Thursday, May 28, 1998 | 9:16 a.m.
SPORTS REPORTING within the print medium has changed considerably, even drastically, over the years. The same, however, can't be said of sports broadcasting.
Today's print reporters are nothing like their predecessors. In the old days, a beat writer was "one of the boys" who covered a team while protecting the players and their many foibles. He travelled with the team and wouldn't dare reveal more than what he felt the reader "needed to know."
The job has evolved over the years to where a beat writer not only will take a shot at the team he's assigned to cover, he may at times feel compelled to rip into the players or management. And if the beat man is reluctant, there's always a columnist willing to tackle the tougher or more sensitive issues.
At any reputable paper, objectivity is not only a reasonable goal but a necessity. Reporters feel duty bound to provide both the good and the bad news about the team or the event they're covering.

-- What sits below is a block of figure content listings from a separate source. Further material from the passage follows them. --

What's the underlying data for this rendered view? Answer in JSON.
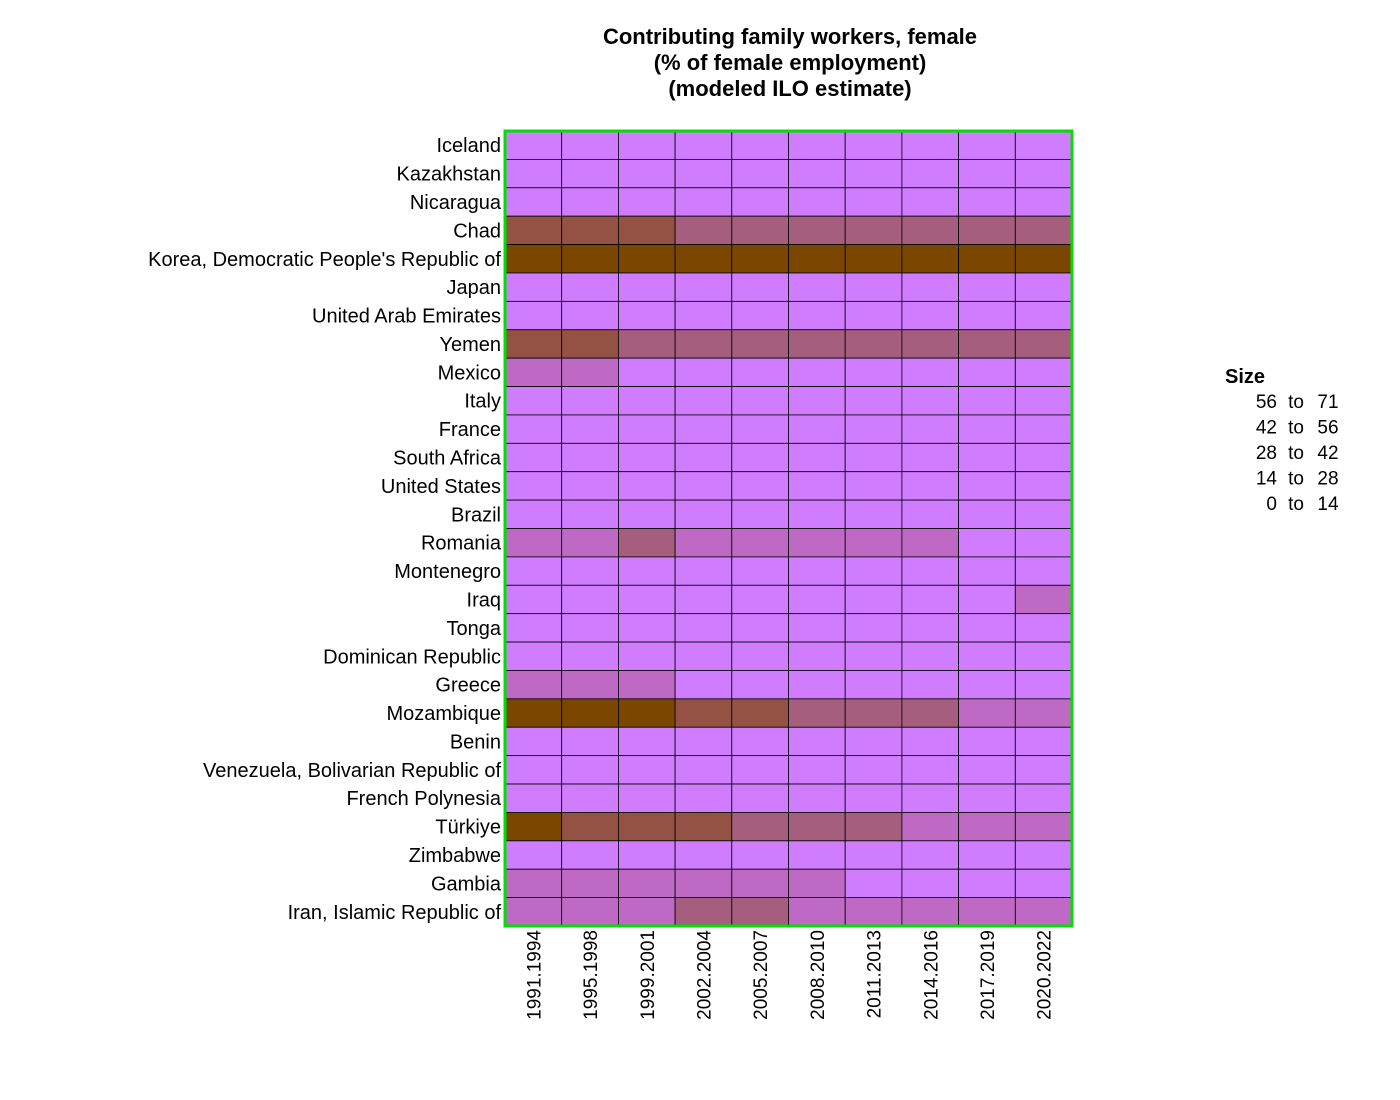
{
  "chart_data": {
    "type": "heatmap",
    "title": [
      "Contributing family workers, female",
      "(% of female employment)",
      "(modeled ILO estimate)"
    ],
    "columns": [
      "1991.1994",
      "1995.1998",
      "1999.2001",
      "2002.2004",
      "2005.2007",
      "2008.2010",
      "2011.2013",
      "2014.2016",
      "2017.2019",
      "2020.2022"
    ],
    "rows": [
      "Iceland",
      "Kazakhstan",
      "Nicaragua",
      "Chad",
      "Korea, Democratic People's Republic of",
      "Japan",
      "United Arab Emirates",
      "Yemen",
      "Mexico",
      "Italy",
      "France",
      "South Africa",
      "United States",
      "Brazil",
      "Romania",
      "Montenegro",
      "Iraq",
      "Tonga",
      "Dominican Republic",
      "Greece",
      "Mozambique",
      "Benin",
      "Venezuela, Bolivarian Republic of",
      "French Polynesia",
      "Türkiye",
      "Zimbabwe",
      "Gambia",
      "Iran, Islamic Republic of"
    ],
    "values": [
      [
        0,
        0,
        0,
        0,
        0,
        0,
        0,
        0,
        0,
        0
      ],
      [
        0,
        0,
        0,
        0,
        0,
        0,
        0,
        0,
        0,
        0
      ],
      [
        0,
        0,
        0,
        0,
        0,
        0,
        0,
        0,
        0,
        0
      ],
      [
        3,
        3,
        3,
        2,
        2,
        2,
        2,
        2,
        2,
        2
      ],
      [
        4,
        4,
        4,
        4,
        4,
        4,
        4,
        4,
        4,
        4
      ],
      [
        0,
        0,
        0,
        0,
        0,
        0,
        0,
        0,
        0,
        0
      ],
      [
        0,
        0,
        0,
        0,
        0,
        0,
        0,
        0,
        0,
        0
      ],
      [
        3,
        3,
        2,
        2,
        2,
        2,
        2,
        2,
        2,
        2
      ],
      [
        1,
        1,
        0,
        0,
        0,
        0,
        0,
        0,
        0,
        0
      ],
      [
        0,
        0,
        0,
        0,
        0,
        0,
        0,
        0,
        0,
        0
      ],
      [
        0,
        0,
        0,
        0,
        0,
        0,
        0,
        0,
        0,
        0
      ],
      [
        0,
        0,
        0,
        0,
        0,
        0,
        0,
        0,
        0,
        0
      ],
      [
        0,
        0,
        0,
        0,
        0,
        0,
        0,
        0,
        0,
        0
      ],
      [
        0,
        0,
        0,
        0,
        0,
        0,
        0,
        0,
        0,
        0
      ],
      [
        1,
        1,
        2,
        1,
        1,
        1,
        1,
        1,
        0,
        0
      ],
      [
        0,
        0,
        0,
        0,
        0,
        0,
        0,
        0,
        0,
        0
      ],
      [
        0,
        0,
        0,
        0,
        0,
        0,
        0,
        0,
        0,
        1
      ],
      [
        0,
        0,
        0,
        0,
        0,
        0,
        0,
        0,
        0,
        0
      ],
      [
        0,
        0,
        0,
        0,
        0,
        0,
        0,
        0,
        0,
        0
      ],
      [
        1,
        1,
        1,
        0,
        0,
        0,
        0,
        0,
        0,
        0
      ],
      [
        4,
        4,
        4,
        3,
        3,
        2,
        2,
        2,
        1,
        1
      ],
      [
        0,
        0,
        0,
        0,
        0,
        0,
        0,
        0,
        0,
        0
      ],
      [
        0,
        0,
        0,
        0,
        0,
        0,
        0,
        0,
        0,
        0
      ],
      [
        0,
        0,
        0,
        0,
        0,
        0,
        0,
        0,
        0,
        0
      ],
      [
        4,
        3,
        3,
        3,
        2,
        2,
        2,
        1,
        1,
        1
      ],
      [
        0,
        0,
        0,
        0,
        0,
        0,
        0,
        0,
        0,
        0
      ],
      [
        1,
        1,
        1,
        1,
        1,
        1,
        0,
        0,
        0,
        0
      ],
      [
        1,
        1,
        1,
        2,
        2,
        1,
        1,
        1,
        1,
        1
      ]
    ],
    "bins": [
      {
        "label_from": "56",
        "label_to": "71",
        "color": "#7b4600"
      },
      {
        "label_from": "42",
        "label_to": "56",
        "color": "#935243"
      },
      {
        "label_from": "28",
        "label_to": "42",
        "color": "#a55e7e"
      },
      {
        "label_from": "14",
        "label_to": "28",
        "color": "#be6ac5"
      },
      {
        "label_from": "0",
        "label_to": "14",
        "color": "#d07cfe"
      }
    ],
    "legend": {
      "title": "Size",
      "word": "to",
      "placement": "right"
    },
    "colors": {
      "border": "#00e000",
      "gridline": "#000000"
    }
  }
}
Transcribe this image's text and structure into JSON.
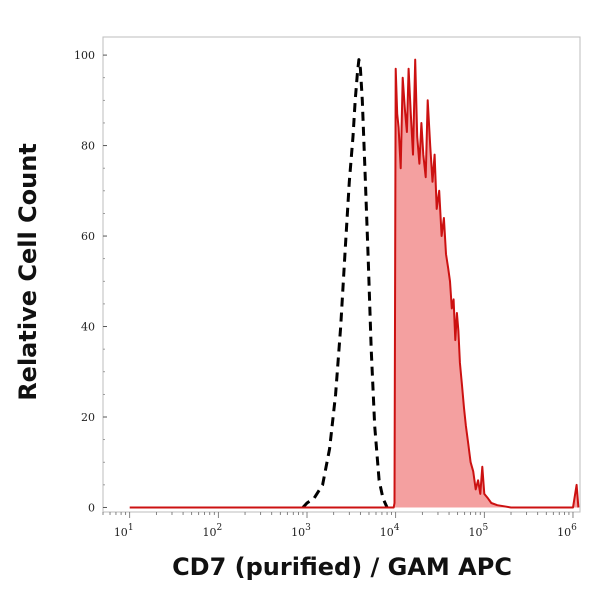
{
  "chart_data": {
    "type": "area",
    "title": "",
    "xlabel": "CD7 (purified) / GAM APC",
    "ylabel": "Relative Cell Count",
    "x_scale": "log",
    "xlim": [
      5,
      1200000
    ],
    "ylim": [
      -1,
      104
    ],
    "grid": false,
    "y_ticks": [
      0,
      20,
      40,
      60,
      80,
      100
    ],
    "x_tick_labels": [
      {
        "base": "10",
        "exp": "1",
        "value": 10
      },
      {
        "base": "10",
        "exp": "2",
        "value": 100
      },
      {
        "base": "10",
        "exp": "3",
        "value": 1000
      },
      {
        "base": "10",
        "exp": "4",
        "value": 10000
      },
      {
        "base": "10",
        "exp": "5",
        "value": 100000
      },
      {
        "base": "10",
        "exp": "6",
        "value": 1000000
      }
    ],
    "series": [
      {
        "style": "dashed",
        "color": "#000000",
        "points": [
          [
            900,
            0
          ],
          [
            1000,
            1
          ],
          [
            1200,
            2
          ],
          [
            1500,
            5
          ],
          [
            1800,
            13
          ],
          [
            2100,
            25
          ],
          [
            2400,
            40
          ],
          [
            2700,
            57
          ],
          [
            3000,
            72
          ],
          [
            3300,
            82
          ],
          [
            3500,
            90
          ],
          [
            3700,
            96
          ],
          [
            3850,
            99
          ],
          [
            4000,
            97
          ],
          [
            4200,
            90
          ],
          [
            4500,
            75
          ],
          [
            4900,
            55
          ],
          [
            5300,
            35
          ],
          [
            5800,
            18
          ],
          [
            6500,
            6
          ],
          [
            7200,
            2
          ],
          [
            8000,
            0
          ]
        ]
      },
      {
        "style": "filled",
        "color": "#cc1111",
        "fill": "#f4a0a0",
        "points": [
          [
            10,
            0
          ],
          [
            9500,
            0
          ],
          [
            9700,
            1
          ],
          [
            10000,
            97
          ],
          [
            10400,
            87
          ],
          [
            10800,
            84
          ],
          [
            11400,
            75
          ],
          [
            12000,
            95
          ],
          [
            12700,
            88
          ],
          [
            13400,
            83
          ],
          [
            14000,
            97
          ],
          [
            14800,
            87
          ],
          [
            15700,
            78
          ],
          [
            16600,
            99
          ],
          [
            17500,
            82
          ],
          [
            18500,
            76
          ],
          [
            19500,
            85
          ],
          [
            20500,
            78
          ],
          [
            21800,
            73
          ],
          [
            23000,
            90
          ],
          [
            24500,
            80
          ],
          [
            26000,
            72
          ],
          [
            27500,
            78
          ],
          [
            29000,
            66
          ],
          [
            31000,
            70
          ],
          [
            33000,
            60
          ],
          [
            35000,
            64
          ],
          [
            37000,
            56
          ],
          [
            39000,
            53
          ],
          [
            41000,
            50
          ],
          [
            43000,
            44
          ],
          [
            45000,
            46
          ],
          [
            47000,
            37
          ],
          [
            49000,
            43
          ],
          [
            51000,
            39
          ],
          [
            53000,
            32
          ],
          [
            56000,
            27
          ],
          [
            59000,
            22
          ],
          [
            62000,
            18
          ],
          [
            66000,
            14
          ],
          [
            70000,
            10
          ],
          [
            75000,
            8
          ],
          [
            80000,
            4
          ],
          [
            85000,
            6
          ],
          [
            90000,
            3
          ],
          [
            95000,
            9
          ],
          [
            100000,
            3
          ],
          [
            110000,
            2
          ],
          [
            120000,
            1
          ],
          [
            140000,
            0.5
          ],
          [
            200000,
            0
          ],
          [
            1000000,
            0
          ],
          [
            1100000,
            5
          ],
          [
            1150000,
            0
          ]
        ]
      }
    ]
  }
}
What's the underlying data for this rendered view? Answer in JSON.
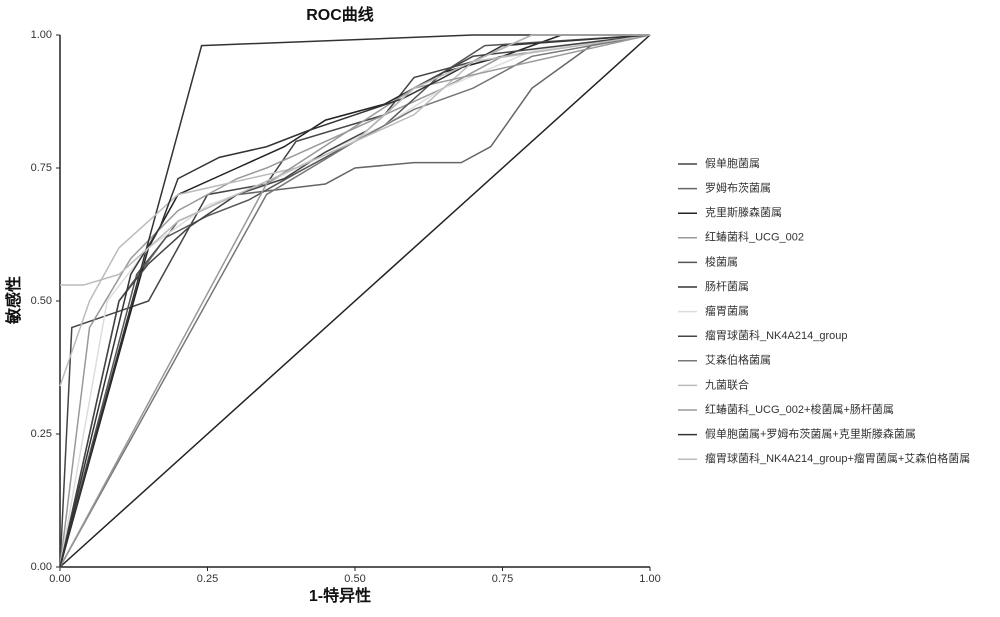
{
  "chart_data": {
    "type": "line",
    "title": "ROC曲线",
    "x_label": "1-特异性",
    "y_label": "敏感性",
    "xlim": [
      0,
      1
    ],
    "ylim": [
      0,
      1
    ],
    "xticks": [
      {
        "value": 0,
        "label": "0.00"
      },
      {
        "value": 0.25,
        "label": "0.25"
      },
      {
        "value": 0.5,
        "label": "0.50"
      },
      {
        "value": 0.75,
        "label": "0.75"
      },
      {
        "value": 1,
        "label": "1.00"
      }
    ],
    "yticks": [
      {
        "value": 0,
        "label": "0.00"
      },
      {
        "value": 0.25,
        "label": "0.25"
      },
      {
        "value": 0.5,
        "label": "0.50"
      },
      {
        "value": 0.75,
        "label": "0.75"
      },
      {
        "value": 1,
        "label": "1.00"
      }
    ],
    "series": [
      {
        "name": "假单胞菌属",
        "color": "#444444",
        "x": [
          0,
          0.02,
          0.15,
          0.2,
          0.25,
          0.35,
          0.4,
          0.55,
          0.6,
          0.7,
          0.8,
          1
        ],
        "values": [
          0,
          0.45,
          0.5,
          0.6,
          0.7,
          0.72,
          0.8,
          0.85,
          0.92,
          0.95,
          1,
          1
        ]
      },
      {
        "name": "罗姆布茨菌属",
        "color": "#666666",
        "x": [
          0,
          0.1,
          0.2,
          0.3,
          0.45,
          0.5,
          0.6,
          0.68,
          0.73,
          0.8,
          0.9,
          1
        ],
        "values": [
          0,
          0.5,
          0.65,
          0.7,
          0.72,
          0.75,
          0.76,
          0.76,
          0.79,
          0.9,
          0.98,
          1
        ]
      },
      {
        "name": "克里斯滕森菌属",
        "color": "#222222",
        "x": [
          0,
          0.15,
          0.2,
          0.3,
          0.38,
          0.45,
          0.55,
          0.6,
          0.65,
          0.75,
          0.85,
          1
        ],
        "values": [
          0,
          0.6,
          0.7,
          0.75,
          0.79,
          0.84,
          0.87,
          0.9,
          0.93,
          0.96,
          1,
          1
        ]
      },
      {
        "name": "红蝽菌科_UCG_002",
        "color": "#999999",
        "x": [
          0,
          0.05,
          0.12,
          0.2,
          0.3,
          0.35,
          0.45,
          0.55,
          0.65,
          0.75,
          1
        ],
        "values": [
          0,
          0.45,
          0.58,
          0.67,
          0.73,
          0.75,
          0.8,
          0.85,
          0.9,
          0.96,
          1
        ]
      },
      {
        "name": "梭菌属",
        "color": "#555555",
        "x": [
          0,
          0.13,
          0.18,
          0.25,
          0.32,
          0.4,
          0.5,
          0.55,
          0.6,
          0.65,
          0.72,
          1
        ],
        "values": [
          0,
          0.55,
          0.62,
          0.66,
          0.69,
          0.74,
          0.8,
          0.83,
          0.88,
          0.93,
          0.98,
          1
        ]
      },
      {
        "name": "肠杆菌属",
        "color": "#333333",
        "x": [
          0,
          0.24,
          0.7,
          1
        ],
        "values": [
          0,
          0.98,
          1,
          1
        ]
      },
      {
        "name": "瘤胃菌属",
        "color": "#dddddd",
        "x": [
          0,
          0.08,
          0.15,
          0.25,
          0.35,
          0.45,
          0.55,
          0.65,
          0.8,
          1
        ],
        "values": [
          0,
          0.5,
          0.6,
          0.68,
          0.72,
          0.78,
          0.83,
          0.9,
          0.97,
          1
        ]
      },
      {
        "name": "瘤胃球菌科_NK4A214_group",
        "color": "#444444",
        "x": [
          0,
          0.1,
          0.15,
          0.22,
          0.3,
          0.38,
          0.45,
          0.52,
          0.6,
          0.7,
          1
        ],
        "values": [
          0,
          0.5,
          0.57,
          0.64,
          0.7,
          0.73,
          0.78,
          0.82,
          0.9,
          0.96,
          1
        ]
      },
      {
        "name": "艾森伯格菌属",
        "color": "#777777",
        "x": [
          0,
          0.35,
          0.5,
          0.6,
          0.7,
          0.8,
          1
        ],
        "values": [
          0,
          0.7,
          0.8,
          0.86,
          0.9,
          0.96,
          1
        ]
      },
      {
        "name": "九菌联合",
        "color": "#bbbbbb",
        "x": [
          0,
          0.05,
          0.1,
          0.2,
          0.4,
          0.6,
          0.7,
          1
        ],
        "values": [
          0.34,
          0.5,
          0.6,
          0.7,
          0.75,
          0.85,
          0.95,
          1
        ]
      },
      {
        "name": "红蝽菌科_UCG_002+梭菌属+肠杆菌属",
        "color": "#999999",
        "x": [
          0,
          0.35,
          0.6,
          1
        ],
        "values": [
          0,
          0.72,
          0.9,
          1
        ]
      },
      {
        "name": "假单胞菌属+罗姆布茨菌属+克里斯滕森菌属",
        "color": "#333333",
        "x": [
          0,
          0.12,
          0.17,
          0.2,
          0.27,
          0.35,
          0.42,
          0.5,
          0.58,
          0.65,
          0.75,
          1
        ],
        "values": [
          0,
          0.55,
          0.64,
          0.73,
          0.77,
          0.79,
          0.82,
          0.85,
          0.88,
          0.92,
          0.98,
          1
        ]
      },
      {
        "name": "瘤胃球菌科_NK4A214_group+瘤胃菌属+艾森伯格菌属",
        "color": "#bbbbbb",
        "x": [
          0,
          0.04,
          0.1,
          0.15,
          0.2,
          0.3,
          0.4,
          0.5,
          0.6,
          0.7,
          0.8,
          1
        ],
        "values": [
          0.53,
          0.53,
          0.55,
          0.6,
          0.65,
          0.7,
          0.75,
          0.8,
          0.9,
          0.95,
          1,
          1
        ]
      }
    ]
  }
}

Unfortunately, this unbiased approach has yet to find its way to the broadcast booth. Far too often, the viewer is stuck with slanted coverage that frequently distorts reality.
Take Sunday's Indianapolis 500 for example.
It seems absurd, yet the TV announcers were so intent on portraying every aspect of the race in such a positive fashion that they refused to tell viewers why the start was delayed some 30 minutes.
It turns out a dog was running loose on the track and, in what had to be a hilarious chain of events, everyone from security personnel to the Purdue Marching Band joined the chase. For some reason, as if this was simply too embarrassing for the Speedway, those in the broadcast booth did everything but pinpoint the dog as the reason for the delay.
(In the early days of baseball on the radio, when transmission difficulties were commonplace, announcers habitually used the "dog on the field" ruse to disguise the truth if they had gone off the air for a few minutes. There was even a good-natured acceptance of such harmless tales back then.)
Also at Indy, the announcers exaggerated the attendance in still another attempt to paint an everyone-is-happy picture at the troubled event.
It seems as if viewers watching sports on TV are routinely misled. They're fed artificial stimuli and told outright fallacies, all in an effort to portray the event and its participants as terrific, unblemished individuals committed to excellence. Remember the X Games? Remember being told that some street tobogganist or roller skater was the "world's greatest athlete"? Remember how ridiculous that claim seemed both then and now?
Even at the highest levels of professional sports there is outright deception from broadcasters not only hired by the teams they cover but by broadcasters employed by networks which have invested millions of dollars in the product. The Masters golf tournament won't allow a hint of negativity on its telecasts, and a team like the Chicago White Sox, whose games are regularly seen on cable, employ announcers so patronizing they're actually repulsive.
Why does it have to be this way? Why is objectivity replaced by hyperbole?
Why can't Indy 500 viewers be told the race is being held up until the Purdue band chases down a frisky dog?